Наконец он поднялся на узкий амвон, медленно ступая по спиральным ступеням, тяжело дыша, так что слышно было и на хорах. Обвел глазами церковь, как бы лаская взором новые иконы, расписанный звездами свод, с которого свисало паникадило с десятью зажженными свечами, подобное огромному факелу, позолоченный алтарь, беловатый ладанный дым, вьющийся над головами людей — они стояли в безмолвии, с красными, потными лицами, устремив на амвон широко раскрытые глаза, теснясь вперемежку — господа в темном платье, крестьяне в белоснежных рубахах, крестьянки в пестрых юбках… Потом он стал говорить, как подобает старцу, утомленному долгой жизнью и провидящему высшую радость, — неторопливо, тихо, безыскусственно, без витиеватостей и жестикуляции, — о боге, о людях, о румынах, о школе и вере, о Белчуге, заключил свое слово простым благословением, словно бы окропляя животворной благодатью. В жадном молчании ловили его речь, всем сердцем впивали, как исцеляющий бальзам…
Госпожа Херделя, которая вначале с неодобрением отнеслась к епископу, найдя его слишком тучным, слишком светским, почему и не стала лезть в толпу, целовать ему руку, хотя считается, что это приносит счастье, теперь, сидя на скамье между Гиги и г-жой Филипою, смягчилась и почувствовала прилив симпатии к этому старцу, так преобразившемуся, точно он узрел бога. Когда окончилась проповедь, она покаянно шепнула г-же Филипою:
— Таким вот я представляю себе апостолов! Перед людьми они с человеческими слабостями, а перед богом — святые, исполненные благодати святого духа…
— Да, да, — поддакнула г-жа Филипою, испуганно обернувшись, она не расслышала, что та сказала, потому что все время, пока говорил епископ, с грустью размышляла о своей Эльвире, к которой все еще никто не сватался.

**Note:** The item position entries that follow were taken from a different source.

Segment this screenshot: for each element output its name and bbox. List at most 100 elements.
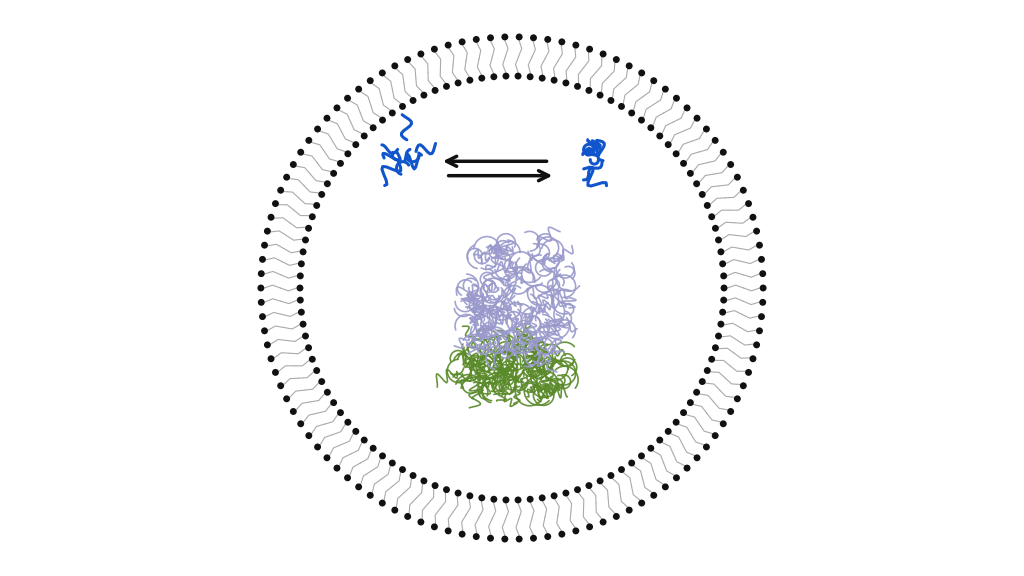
Circle shape <box>503 497 509 503</box>
Circle shape <box>259 256 266 263</box>
Circle shape <box>720 297 727 304</box>
Circle shape <box>313 367 321 374</box>
Circle shape <box>720 149 727 156</box>
Circle shape <box>647 445 654 452</box>
Circle shape <box>467 492 473 499</box>
Circle shape <box>684 465 690 472</box>
Circle shape <box>740 187 746 194</box>
Circle shape <box>712 225 719 232</box>
Circle shape <box>656 437 664 444</box>
Circle shape <box>344 150 351 157</box>
Circle shape <box>562 490 569 497</box>
Circle shape <box>264 228 270 234</box>
Circle shape <box>370 124 377 131</box>
Circle shape <box>300 248 306 255</box>
Circle shape <box>334 104 340 111</box>
Circle shape <box>391 507 398 514</box>
Circle shape <box>261 242 268 249</box>
Circle shape <box>618 103 625 110</box>
Circle shape <box>404 56 411 63</box>
Circle shape <box>684 104 690 111</box>
Circle shape <box>324 454 331 461</box>
Circle shape <box>490 73 498 80</box>
Circle shape <box>503 73 509 79</box>
Circle shape <box>727 408 734 415</box>
Circle shape <box>551 77 557 84</box>
Circle shape <box>302 237 309 244</box>
Circle shape <box>600 51 606 58</box>
Circle shape <box>290 161 297 168</box>
Circle shape <box>572 528 580 535</box>
Circle shape <box>712 432 719 439</box>
Circle shape <box>455 490 462 497</box>
Circle shape <box>298 309 305 316</box>
Circle shape <box>502 33 508 40</box>
Circle shape <box>574 83 581 90</box>
Circle shape <box>410 472 417 479</box>
Circle shape <box>389 109 396 116</box>
Circle shape <box>389 460 396 467</box>
Circle shape <box>261 327 268 334</box>
Circle shape <box>539 75 546 82</box>
Circle shape <box>367 492 374 499</box>
Circle shape <box>718 248 724 255</box>
Circle shape <box>516 33 522 40</box>
Circle shape <box>267 214 274 221</box>
Circle shape <box>278 382 284 389</box>
Circle shape <box>391 62 398 69</box>
Circle shape <box>318 378 326 385</box>
Circle shape <box>370 445 377 452</box>
Circle shape <box>309 213 315 220</box>
Circle shape <box>562 79 569 86</box>
Circle shape <box>258 299 265 306</box>
Circle shape <box>756 242 763 249</box>
Circle shape <box>337 409 344 416</box>
Circle shape <box>628 109 635 116</box>
Circle shape <box>698 191 706 198</box>
Circle shape <box>264 342 270 348</box>
Circle shape <box>267 355 274 362</box>
Circle shape <box>754 228 760 234</box>
Circle shape <box>309 356 315 363</box>
Circle shape <box>638 117 645 124</box>
Circle shape <box>443 486 450 493</box>
Circle shape <box>572 41 580 48</box>
Circle shape <box>258 270 265 277</box>
Circle shape <box>432 482 438 489</box>
Circle shape <box>473 36 479 43</box>
Circle shape <box>673 475 680 482</box>
Circle shape <box>693 389 700 396</box>
Circle shape <box>515 73 521 79</box>
Circle shape <box>628 460 635 467</box>
Circle shape <box>693 180 700 187</box>
Circle shape <box>421 478 427 484</box>
Circle shape <box>719 309 726 316</box>
Circle shape <box>278 187 284 194</box>
Circle shape <box>687 170 694 177</box>
Circle shape <box>759 299 766 306</box>
Circle shape <box>297 297 304 304</box>
Circle shape <box>324 180 331 187</box>
Circle shape <box>302 332 309 339</box>
Circle shape <box>490 496 498 503</box>
Circle shape <box>330 170 337 177</box>
Circle shape <box>574 486 581 493</box>
Circle shape <box>318 191 326 198</box>
Circle shape <box>626 507 633 514</box>
Circle shape <box>467 77 473 84</box>
Circle shape <box>313 202 321 209</box>
Circle shape <box>712 344 719 351</box>
Circle shape <box>459 530 466 537</box>
Circle shape <box>502 536 508 543</box>
Circle shape <box>355 483 362 490</box>
Circle shape <box>272 200 279 207</box>
Circle shape <box>673 419 680 426</box>
Circle shape <box>709 356 715 363</box>
Circle shape <box>680 409 687 416</box>
Circle shape <box>734 174 740 181</box>
Circle shape <box>754 342 760 348</box>
Circle shape <box>515 497 521 503</box>
Circle shape <box>314 444 322 450</box>
Circle shape <box>284 395 290 402</box>
Circle shape <box>418 518 424 525</box>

Сразу же после окончания службы епископ попросил подать карету — он хотел непременно попасть к вечеру домой, в свою постель, отдохнуть с дороги. Белчуг еле упросил его наскоро откушать и выпить стакан вина за благое будущее припасского прихода. Вместе с епископом укатили и важные персоны, приезжавшие только затем, чтобы показать, что они не уклоняются от участия в национальных и религиозных церемониях.
Прочие гости облегченно вздохнули, избавясь от стеснительного присутствия владыки. Через несколько минут господа были уже на банкете, а непревзойденный Гоги заиграл им «Пробудись, румын». Столы были накрыты в школе, все парты оттуда вынесли, ее разубрали зелеными ветками. Грофшору провозгласил первый тост за «деятельного священника Белчуга», не преминув подчеркнуть в конце, что «долг сего румынского уголка послать в будущем румынского депутата в парламент на брегах Дуная». И дальше уже тосты следовали непрерывной чередой целых два часа, так что молодые особы обоего пола начали роптать. Белчуг принимал поздравления, благодарил всех, отдавал распоряжения кельнерам с такой неутомимостью, как будто радость, озарявшая лицо, удвоила его силы.

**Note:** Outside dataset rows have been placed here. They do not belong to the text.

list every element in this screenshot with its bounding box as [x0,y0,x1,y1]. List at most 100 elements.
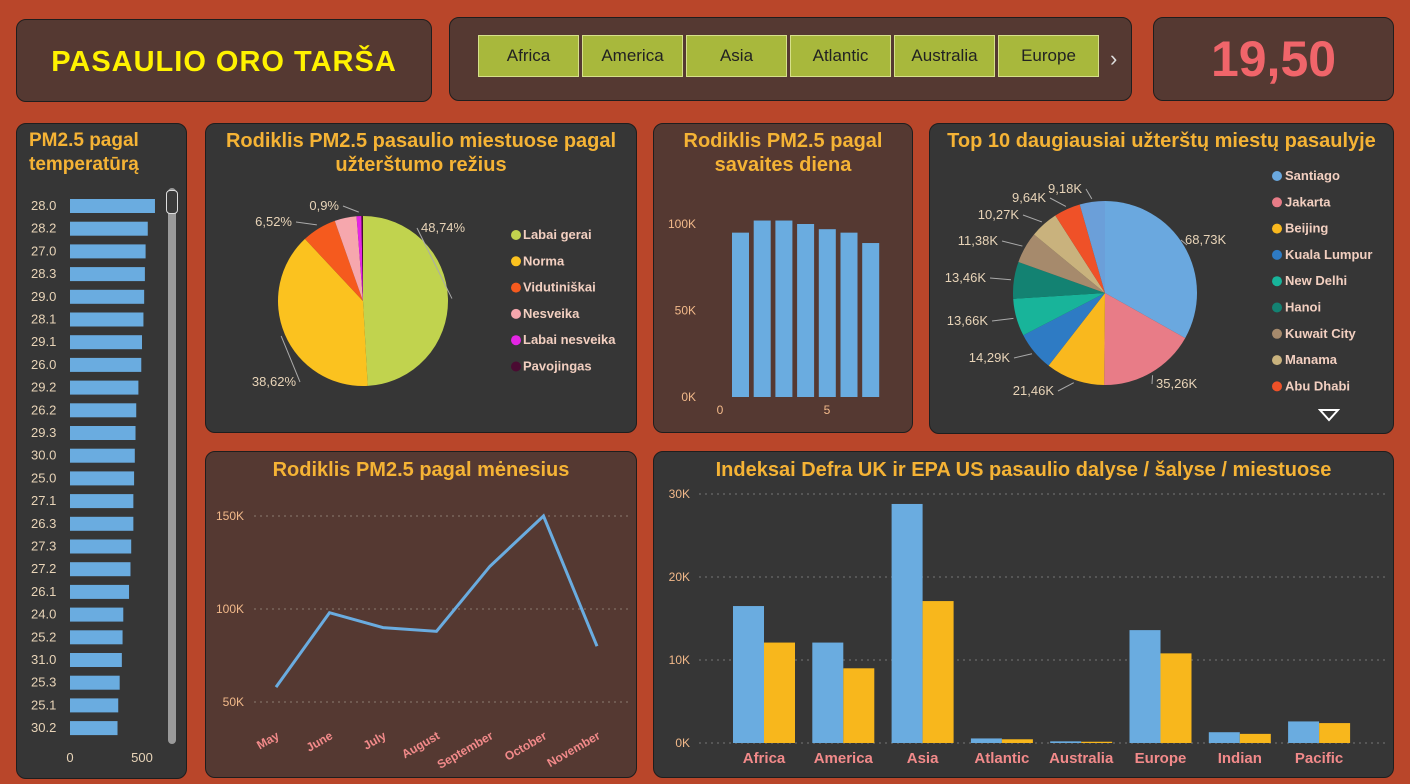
temp-bar [70,403,137,418]
weekday-ytick: 50K [675,304,696,318]
weekday-bar [818,229,836,397]
legend-marker [1272,302,1282,313]
pollution-regime-panel: Rodiklis PM2.5 pasaulio miestuose pagal … [205,123,637,433]
pie-data-label: 6,52% [255,214,292,229]
legend-label: Nesveika [523,306,580,321]
pie-data-label: 10,27K [978,207,1020,222]
months-xtick: November [545,728,603,770]
legend-label: Labai nesveika [523,332,616,347]
legend-label: Vidutiniškai [523,280,596,295]
pollution-regime-pie: 48,74% 38,62% 6,52% 0,9% Labai gerai Norma Vid… [252,198,616,389]
months-title: Rodiklis PM2.5 pagal mėnesius [272,459,570,481]
defra-bar [1208,732,1240,743]
defra-ytick: 0K [675,736,690,750]
pie-data-label: 0,9% [309,198,339,213]
temperature-panel: PM2.5 pagal temperatūrą 28.0 28.2 27.0 28.3… [16,123,187,779]
chevron-right-icon[interactable]: › [1110,46,1118,71]
pie-leader [1180,239,1188,246]
months-panel: Rodiklis PM2.5 pagal mėnesius 50K 100K 150… [205,451,637,778]
temp-category-label: 28.0 [31,198,56,213]
temp-bar [70,630,123,645]
temp-bar [70,221,148,236]
defra-ytick: 20K [669,570,690,584]
legend-marker [1272,249,1282,260]
temp-bar [70,516,134,531]
months-line [274,513,599,688]
weekday-ytick: 0K [681,390,696,404]
title-card: PASAULIO ORO TARŠA [16,19,432,102]
tab-europe[interactable]: Europe [998,35,1099,77]
weekday-panel: Rodiklis PM2.5 pagal savaites diena 0K 50… [653,123,913,433]
pie-data-label: 13,66K [947,313,989,328]
pie-leader [295,221,317,226]
dashboard-title: PASAULIO ORO TARŠA [51,46,397,78]
top10-pie: 68,73K 35,26K 21,46K 14,29K 13,66K 13,46K 11,3… [945,168,1373,398]
pie-data-label: 68,73K [1185,232,1227,247]
weekday-bar [732,232,749,397]
tab-asia[interactable]: Asia [686,35,787,77]
pie-slice [1033,215,1105,293]
pie-slice [278,238,368,386]
defra-bar [1319,723,1351,743]
pie-leader [1049,197,1067,207]
temp-category-label: 25.0 [31,470,56,485]
legend-label: Beijing [1285,221,1328,236]
legend-label: Labai gerai [523,227,592,242]
temp-category-label: 27.2 [31,561,56,576]
pie-leader [1151,375,1154,385]
tab-australia[interactable]: Australia [894,35,995,77]
pie-data-label: 35,26K [1156,376,1198,391]
temp-bar [70,312,144,327]
legend-label: Kuala Lumpur [1285,247,1372,262]
temp-category-label: 26.1 [31,584,56,599]
legend-label: Kuwait City [1285,326,1357,341]
defra-bar [1239,733,1271,743]
temp-bar [70,199,155,213]
kpi-value: 19,50 [1210,31,1337,87]
defra-xtick: Indian [1218,750,1262,767]
months-ytick: 100K [216,602,244,616]
top10-title: Top 10 daugiausiai užterštų miestų pasau… [947,130,1376,152]
pie-slice [361,216,363,301]
pie-slice [356,216,363,301]
temp-category-label: 29.2 [31,380,56,395]
pie-data-label: 9,64K [1012,190,1046,205]
defra-bar [891,503,923,743]
months-xtick: August [399,728,442,761]
legend-label: Pavojingas [523,359,592,374]
temp-category-label: 29.3 [31,425,56,440]
pie-data-label: 13,46K [945,270,987,285]
legend-marker [1272,197,1282,208]
temp-category-label: 27.0 [31,243,56,258]
temp-bar [70,653,122,667]
temp-bar [70,539,132,554]
scrollbar-thumb[interactable] [166,190,178,214]
tab-africa[interactable]: Africa [478,35,579,77]
pie-slice [1055,204,1105,293]
weekday-bar [840,232,858,397]
defra-bar [812,642,844,743]
defra-xtick: Pacific [1295,750,1343,767]
temp-bar [70,698,119,713]
tab-america[interactable]: America [582,35,683,77]
pie-data-label: 38,62% [252,374,297,389]
temp-category-label: 26.2 [31,402,56,417]
defra-xtick: Asia [907,750,939,767]
defra-bar [733,606,764,743]
months-xtick: May [254,728,281,752]
pie-slice [363,216,448,386]
weekday-bar-chart: 0K 50K 100K 0 5 [668,217,880,417]
defra-bar [764,642,795,743]
pie-slice [1023,293,1105,366]
tab-atlantic[interactable]: Atlantic [790,35,891,77]
weekday-ytick: 100K [668,217,696,231]
weekday-title: Rodiklis PM2.5 pagal savaites diena [683,130,883,176]
legend-scroll-down-icon[interactable] [1317,408,1341,427]
scrollbar[interactable] [168,188,176,744]
pie-slice [334,216,363,301]
temp-category-label: 25.3 [31,675,56,690]
defra-bar [922,601,954,743]
top10-panel: Top 10 daugiausiai užterštų miestų pasau… [929,123,1394,434]
legend-marker [1272,355,1282,366]
temp-bar [70,448,135,463]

Гиги выпила полстакана красного вина, поминутно чокаясь с Зэгряну, а он, красный как рак, уже успел заангажировать ее на все танцы и теперь, разговаривая с ней, закатывал глаза, не находя слов, чтобы облечь свои мысли, развивал планы на будущее, в которых неизменно фигурировала очаровательная жена, умная, образованная… «в точности как вы, дорогая барышня».